El domingo, Irene pasó por Nueva York sin causar los daños anunciados. El viernes, el presidente Obama había alertado aún que sería un fenómeno histórico. Pero para cuando llegó a la ciudad de los rascacielos había sido degradado de huracán a tormenta tropical. Ayer la ciudad empezaba a recuperar la normalidad. Ciertamente, Irene no ha sido inocuo: ha ocasionado una quincena de muertos y decenas de millones de dólares en pérdidas, ha forzado la cancelación de alrededor de 10.000 vuelos y privado de luz a unos cinco millones de domicilios. Pero, por fortuna, los daños causados fueron menores que los temidos. Y, de inmediato, empezaron a formularse preguntas. ¿Habían sido las autoridades en exceso prudentes? ¿Habían aprovechado –tanto el presidente Obama, como el alcalde de Nueva York, Michael Bloomberg– la ocasión para exhibir, a bajo coste político, sus dotes de liderazgo?

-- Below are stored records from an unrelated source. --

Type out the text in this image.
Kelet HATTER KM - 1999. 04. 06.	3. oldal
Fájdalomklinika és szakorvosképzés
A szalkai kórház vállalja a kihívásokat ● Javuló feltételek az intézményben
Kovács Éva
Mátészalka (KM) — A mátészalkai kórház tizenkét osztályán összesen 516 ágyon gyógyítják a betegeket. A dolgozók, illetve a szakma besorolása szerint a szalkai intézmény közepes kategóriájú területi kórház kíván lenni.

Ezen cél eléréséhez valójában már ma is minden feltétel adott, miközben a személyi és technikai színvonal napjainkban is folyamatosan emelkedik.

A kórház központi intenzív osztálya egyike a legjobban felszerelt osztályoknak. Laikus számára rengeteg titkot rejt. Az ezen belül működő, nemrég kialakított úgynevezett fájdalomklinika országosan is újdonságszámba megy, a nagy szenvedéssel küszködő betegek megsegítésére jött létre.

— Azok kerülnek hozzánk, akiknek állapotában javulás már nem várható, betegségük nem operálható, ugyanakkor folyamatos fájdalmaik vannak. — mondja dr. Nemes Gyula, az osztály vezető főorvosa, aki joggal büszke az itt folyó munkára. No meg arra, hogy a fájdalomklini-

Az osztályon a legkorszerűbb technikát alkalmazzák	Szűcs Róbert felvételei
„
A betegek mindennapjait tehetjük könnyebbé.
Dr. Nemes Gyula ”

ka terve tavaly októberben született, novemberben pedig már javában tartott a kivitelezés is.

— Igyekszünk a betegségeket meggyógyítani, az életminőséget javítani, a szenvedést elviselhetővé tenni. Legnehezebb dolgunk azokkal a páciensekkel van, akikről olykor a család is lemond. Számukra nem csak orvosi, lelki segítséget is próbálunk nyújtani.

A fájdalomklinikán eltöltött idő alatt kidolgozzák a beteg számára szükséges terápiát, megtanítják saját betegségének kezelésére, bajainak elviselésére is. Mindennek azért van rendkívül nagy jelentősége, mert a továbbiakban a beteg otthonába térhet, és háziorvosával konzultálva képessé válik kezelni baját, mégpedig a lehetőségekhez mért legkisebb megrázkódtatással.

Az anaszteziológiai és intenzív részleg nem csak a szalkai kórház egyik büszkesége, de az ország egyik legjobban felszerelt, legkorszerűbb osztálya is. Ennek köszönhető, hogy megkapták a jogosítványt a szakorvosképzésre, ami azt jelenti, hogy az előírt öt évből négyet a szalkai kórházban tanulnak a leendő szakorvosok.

Antes de responder a estas cuestiones, conviene considerar dos datos. El primero nos recuerda que el huracán Katrina dejó en el 2005 más de 1.800 muertos y devastó Nueva Orleans mientras, de paso, mellaba la reputación del presidente Bush. El segundo nos indica que Irene ha hallado potentes altavoces en unos medios de comunicación muy sensibles a este tipo de perturbaciones y, sobre todo, en las nuevas redes sociales, donde se han transmitido al segundo sus avances.
Dicho lo cual, es preciso concluir que ante un fenómeno natural como el que parecía iba a ser Irene toda precaución es poca. Las críticas que puede recibir un político por mostrarse en extremo precavido se olvidan pronto. En cambio, las que merece la imprevisión –con su estela de pérdidas humanas y materiales– son muy lamentables y perviven en la memoria popular.